Selon plusieurs témoignages relayés sur les réseaux sociaux, le jeune homme était porté disparu depuis plusieurs heures avant d’être repêché dans des circonstances encore indéterminées. Si la thèse du suicide aurait rapidement été évoquée, elle suscite de nombreuses réserves parmi ses proches et certains membres de la diaspora africaine.
« Il y a trop de zones d’ombre », confie un compatriote vivant en France, alors que plusieurs internautes réclament une enquête approfondie afin d’établir avec précision les causes du décès.

Cette affaire ravive également le souvenir d’un autre drame survenu il y a quelques mois à Reims, où un Gabonais avait aussi été retrouvé mort dans des circonstances jugées troublantes.
Pour plusieurs observateurs, la répétition de ces événements alimente les inquiétudes autour de la sécurité des migrants et ressortissants africains dans certaines zones sensibles du nord de la France.
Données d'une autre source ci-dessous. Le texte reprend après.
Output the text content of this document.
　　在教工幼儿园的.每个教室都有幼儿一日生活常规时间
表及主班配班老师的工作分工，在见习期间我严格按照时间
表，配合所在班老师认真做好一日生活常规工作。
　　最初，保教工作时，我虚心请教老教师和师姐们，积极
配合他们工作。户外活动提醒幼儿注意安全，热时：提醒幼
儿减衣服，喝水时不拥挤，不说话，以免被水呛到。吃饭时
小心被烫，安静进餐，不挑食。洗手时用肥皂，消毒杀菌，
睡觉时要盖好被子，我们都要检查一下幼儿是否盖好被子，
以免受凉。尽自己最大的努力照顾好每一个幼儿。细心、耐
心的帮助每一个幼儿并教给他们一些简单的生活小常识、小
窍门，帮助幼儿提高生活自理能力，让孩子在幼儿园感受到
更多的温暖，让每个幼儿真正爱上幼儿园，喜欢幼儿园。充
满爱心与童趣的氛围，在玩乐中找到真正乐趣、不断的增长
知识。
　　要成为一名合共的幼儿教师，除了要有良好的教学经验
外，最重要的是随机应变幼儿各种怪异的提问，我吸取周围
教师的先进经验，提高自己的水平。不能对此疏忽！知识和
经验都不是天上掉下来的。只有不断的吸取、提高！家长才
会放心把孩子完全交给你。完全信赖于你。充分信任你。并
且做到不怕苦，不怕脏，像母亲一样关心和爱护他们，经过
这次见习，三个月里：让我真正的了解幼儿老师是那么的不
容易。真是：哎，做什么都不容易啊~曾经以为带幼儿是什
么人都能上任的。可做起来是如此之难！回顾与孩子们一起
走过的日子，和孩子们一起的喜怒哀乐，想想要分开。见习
Des membres de la communauté dénoncent notamment des violences et agressions dont seraient parfois victimes des étrangers dans les environs de Calais.
« Beaucoup de jeunes Africains fréquentent des endroits dangereux sans mesurer les risques », alerte un membre de la diaspora gabonaise.
Selon certaines sources, la dépouille aurait déjà été remise à la famille en vue des obsèques. En attendant d’éventuels éléments officiels supplémentaires, les interrogations demeurent nombreuses.
Accident, suicide ou acte criminel : pour l’heure, aucune hypothèse n’a été définitivement écartée.